I mention this because many of you have not taken the SRES (Senior Real Estate Specialist) course. It is in that course where the concept of Aging in Place is discussed. Had Linda and I had a proactive, forward thinking agent (we had me), Aging in Place might have been a part of the conversation.
According to U.S. Centers for Disease Control and Prevention, aging in place is “the ability to live in one’s own home and community safely, independently, and comfortably, regardless of age, income, or ability level”.

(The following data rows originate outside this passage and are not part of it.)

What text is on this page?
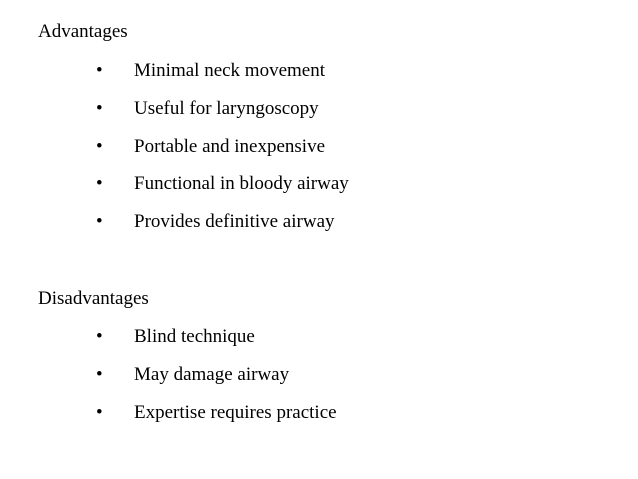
Advantages
• Minimal neck movement
• Useful for laryngoscopy
• Portable and inexpensive
• Functional in bloody airway
• Provides definitive airway
Disadvantages
• Blind technique
• May damage airway
• Expertise requires practice
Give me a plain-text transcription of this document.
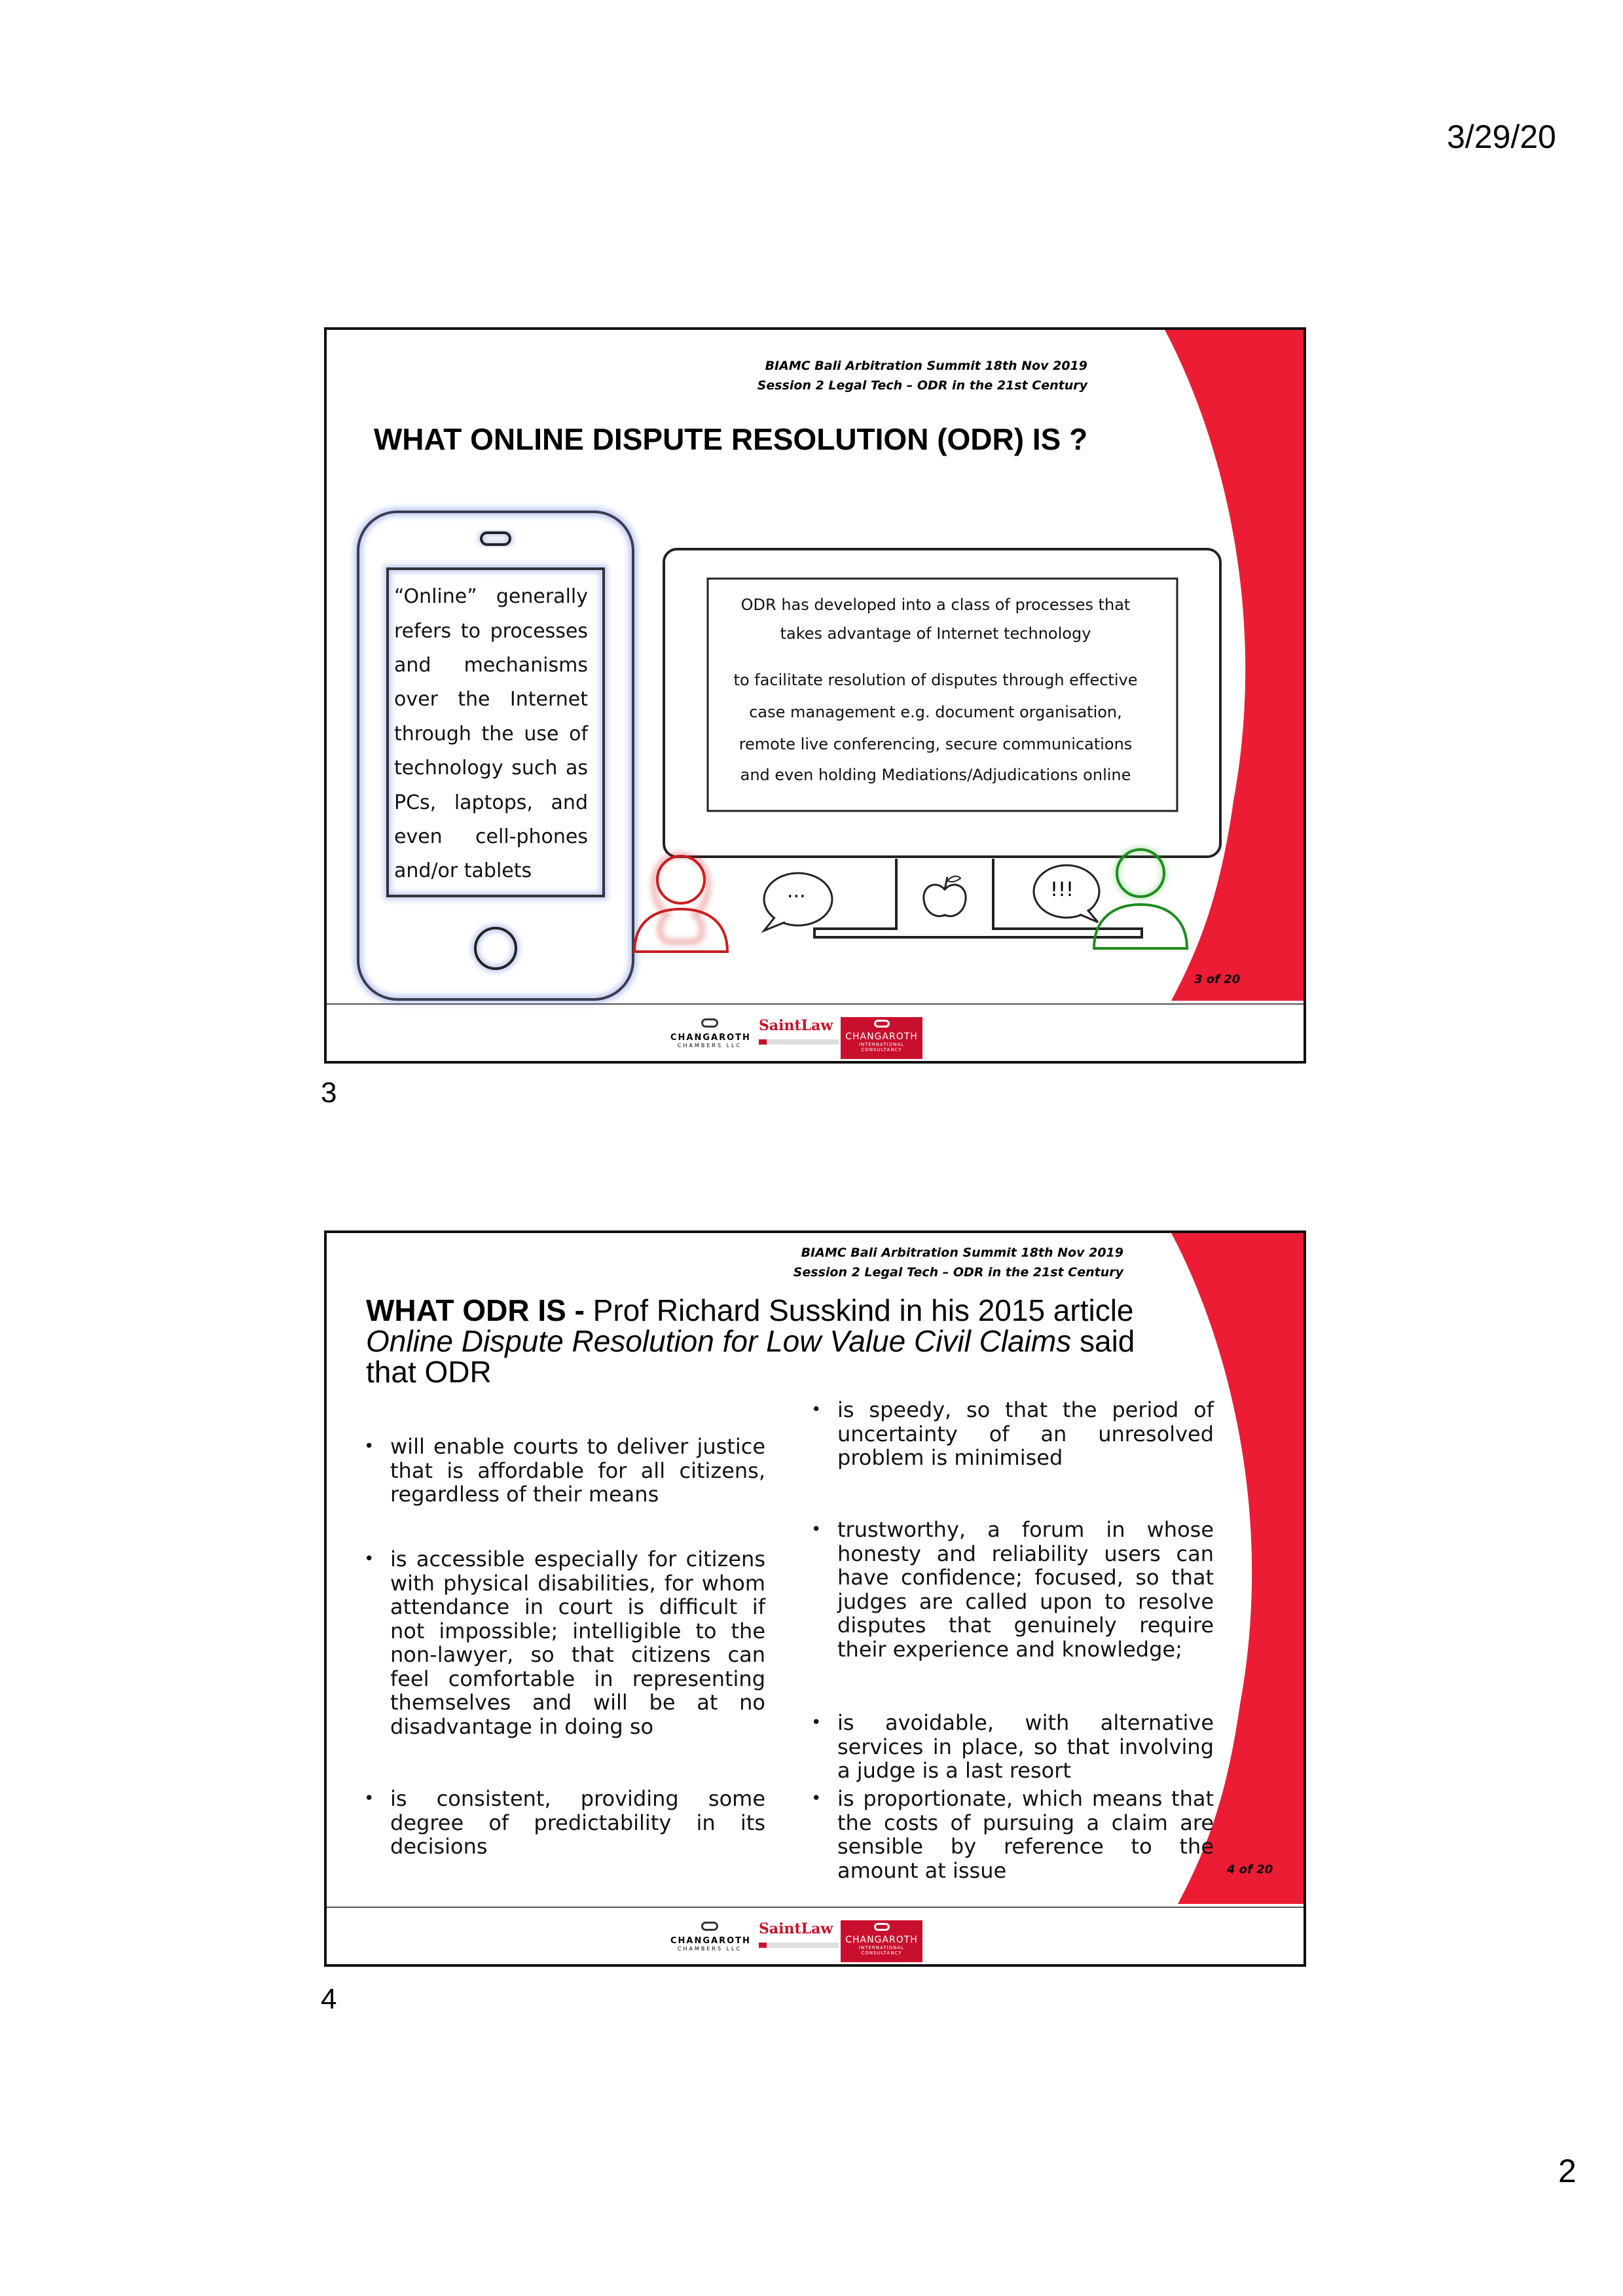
3/29/20
BIAMC Bali Arbitration Summit 18th Nov 2019
Session 2 Legal Tech – ODR in the 21st Century
WHAT ONLINE DISPUTE RESOLUTION (ODR) IS ?
“Online” generally
refers to processes
and mechanisms
over the Internet
through the use of
technology such as
PCs, laptops, and
even cell-phones
and/or tablets
ODR has developed into a class of processes that
takes advantage of Internet technology
to facilitate resolution of disputes through effective
case management e.g. document organisation,
remote live conferencing, secure communications
and even holding Mediations/Adjudications online
...	!!!
3 of 20
CHANGAROTH
CHAMBERS LLC
SaintLaw
CHANGAROTH
INTERNATIONAL CONSULTANCY
3
BIAMC Bali Arbitration Summit 18th Nov 2019
Session 2 Legal Tech – ODR in the 21st Century
WHAT ODR IS - Prof Richard Susskind in his 2015 article
Online Dispute Resolution for Low Value Civil Claims said
that ODR
• will enable courts to deliver justice that is affordable for all citizens, regardless of their means
• is accessible especially for citizens with physical disabilities, for whom attendance in court is difficult if not impossible; intelligible to the non-lawyer, so that citizens can feel comfortable in representing themselves and will be at no disadvantage in doing so
• is consistent, providing some degree of predictability in its decisions
• is speedy, so that the period of uncertainty of an unresolved problem is minimised
• trustworthy, a forum in whose honesty and reliability users can have confidence; focused, so that judges are called upon to resolve disputes that genuinely require their experience and knowledge;
• is avoidable, with alternative services in place, so that involving a judge is a last resort
• is proportionate, which means that the costs of pursuing a claim are sensible by reference to the amount at issue	4 of 20
CHANGAROTH
CHAMBERS LLC
SaintLaw
CHANGAROTH
INTERNATIONAL CONSULTANCY
4
2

If Steven Covey had discussed Aging in Place, he might have likened it to “beginning with the end in mind.” There are two distinct situations where homebuyers would benefit from their agent engaging in this discussion.
1) Downsizing. This is the situation where you could/should have had the conversation with me. When a baby boomer is downsizing, it is entirely possible that they are considering the purchase as their final one. “I want to live out my days in this house,” a 68 year old buyer once told me. If that was, indeed, the case, I should have launched into explaining Aging in Place. If my 68 year old buyer expects to be in a home as he ages, he needs to think about how the home he is buying will work for him when he is 78, or 88, or older. This should considerably change the way he looks at potential dwellings. Obviously, it is much easier to pick the right home up front, than be forced to modify a home fifteen years later.
2) Vacation to Retirement. While the economy is good, many people choose to buy second/vacation homes. Here is another scenario where you might bring up Aging in Place considerations. Let’s say I have you helping me find a getaway/vacation place. Chances are that my goal is to use it periodically, and rent it occasionally (by the way, when I mention that, you should be informing me that I might want to discuss the investment/rental part of the home with my tax advisor). IF, however, I allude to the possibility of retiring in the home or somehow making it my personal residence, BINGO, it’s Aging in Place discussion time. What I might put up with in a house when I’m using it occasionally or renting it might be considerably different that if I am actually going to live in it. You need to help me find THAT house up front.
The Aging in Place conversation is one way we can truly help our buyers think ahead. It is also a way to differentiate ourselves from all of the other agents who either have no idea what Aging in Place is or neglect to see the relevancy.